勧誘を受けてみて改めて思うのは、ネットワークビジネスをしている人たちは、スピリチュアルに嵌ってしまった人たちと共通点が多いということです。

改めて申し上げておきますが、私はネットワークビジネスもスピリチュアルも否定しているわけではありません。

ただし、それは個人的なものにとどめておくべきです。

「良いものだから広げよう」とか「みんなにも体験してもらいたい」と誰かを巻き込もうとするから、偏見や誤解を生んでしまいます。

特別な何かに縋ろうとすると争いを生む

有史以来、私たち日本人は「八百万の神」という概念を共通して持っています。

この世に存在するものすべてに神が宿っており、「お天道様は常に見ている」という感覚のもと、悪いことをしてはならないという風土がありました。

しかし、いわゆる「宗教」というものが登場すると、この状況が変わっていきます。

特に西洋では、特別な誰か、あるいはその人の遺した教えがすべてであって、それに従わないものは死んでからも災難に遭う、というような思想が出来上がってしまいます。

古代から中世の戦争の大きな一因は、こうした宗教的な対立にありました。

翻って現代ではどうでしょうか。

「この商品が素晴らしい」「この人には特別な力がある」というだけなら、他の人に何の害も及びません。

しかし、「だからこの商品を広めたい」「この人の言葉や教えを広めたい」となると話は別です。
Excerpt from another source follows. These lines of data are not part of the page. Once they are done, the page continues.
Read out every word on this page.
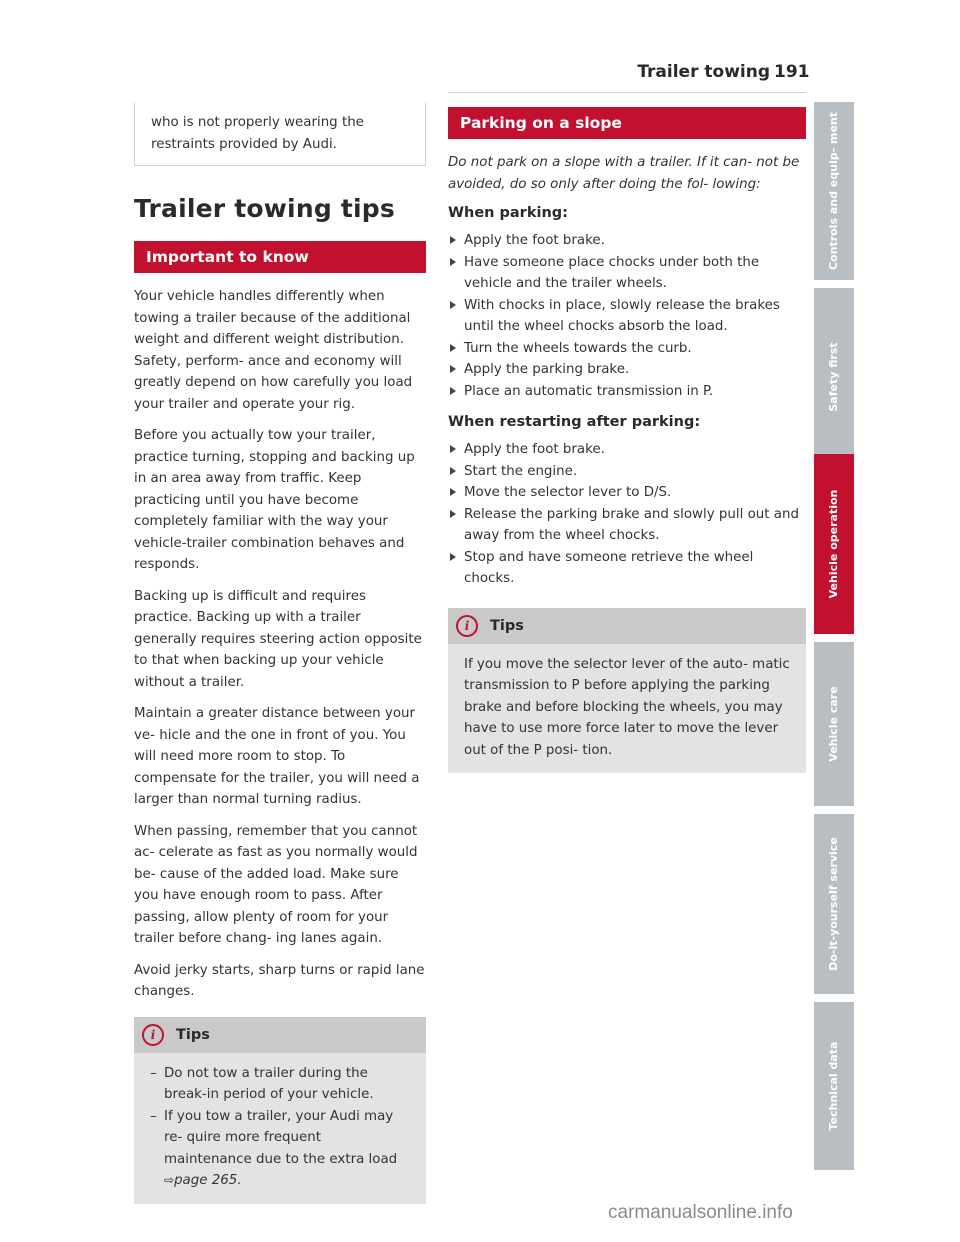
Trailer towing 191
who is not properly wearing the restraints provided by Audi.
Trailer towing tips
Important to know

Your vehicle handles differently when towing a trailer because of the additional weight and different weight distribution. Safety, perform- ance and economy will greatly depend on how carefully you load your trailer and operate your rig.

Before you actually tow your trailer, practice turning, stopping and backing up in an area away from traffic. Keep practicing until you have become completely familiar with the way your vehicle-trailer combination behaves and responds.

Backing up is difficult and requires practice. Backing up with a trailer generally requires steering action opposite to that when backing up your vehicle without a trailer.

Maintain a greater distance between your ve- hicle and the one in front of you. You will need more room to stop. To compensate for the trailer, you will need a larger than normal turning radius.

When passing, remember that you cannot ac- celerate as fast as you normally would be- cause of the added load. Make sure you have enough room to pass. After passing, allow plenty of room for your trailer before chang- ing lanes again.

Avoid jerky starts, sharp turns or rapid lane changes.

i	Tips
– Do not tow a trailer during the break-in period of your vehicle.
– If you tow a trailer, your Audi may re- quire more frequent maintenance due to the extra load ⇨page 265.
Parking on a slope

Do not park on a slope with a trailer. If it can- not be avoided, do so only after doing the fol- lowing:

When parking:
Apply the foot brake.
Have someone place chocks under both the vehicle and the trailer wheels.
With chocks in place, slowly release the brakes until the wheel chocks absorb the load.
Turn the wheels towards the curb.
Apply the parking brake.
Place an automatic transmission in P.
When restarting after parking:
Apply the foot brake.
Start the engine.
Move the selector lever to D/S.
Release the parking brake and slowly pull out and away from the wheel chocks.
Stop and have someone retrieve the wheel chocks.
i	Tips
If you move the selector lever of the auto- matic transmission to P before applying the parking brake and before blocking the wheels, you may have to use more force later to move the lever out of the P posi- tion.
Controls and equip- ment
Safety first
Vehicle operation
Vehicle care
Do-it-yourself service
Technical data
carmanualsonline.info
特定の物や思想、あるいは人に縛られた考えは、周囲から見るとバランス感覚に欠ける非常に危ういものです。

だから、周囲の人達はよく考えるように諭しますが、その人は聞く耳を持ちません。

そうです。

実質的には宗教と何ら変わらないのです。

自分の足で立って歩く勇気を持つ

確かに、同じ対象を信奉する人たちの集団の中にいると世界が変わったように感じるかもしれません。

しかし、その集団の中にいるのはどんなに多く見積もっても数千人規模でしかありません。

そして、その中で自分が真摯に関わることのできるのは、20〜30人が限界でしょう。学校のクラスが30〜40人程度であるのはそのためです。

でも、それってあなたを成長させる環境なのでしょうか。

同じ対象を信奉する、それは、あなたの価値観を固定してしまうことです。

私たちは生きている限り成長し続けます。

身体的にではありません。精神・心の面においてです。

ただし、それは成長に合わせて自らの環境が変わっていくからこそ可能になります。同じところに留まっていては成長はありえません。

環境が変わっていくのは、自分が試されていることともいえます。

だからこそ、あなた自身が成長し輝くことのできるチャンスになるのです。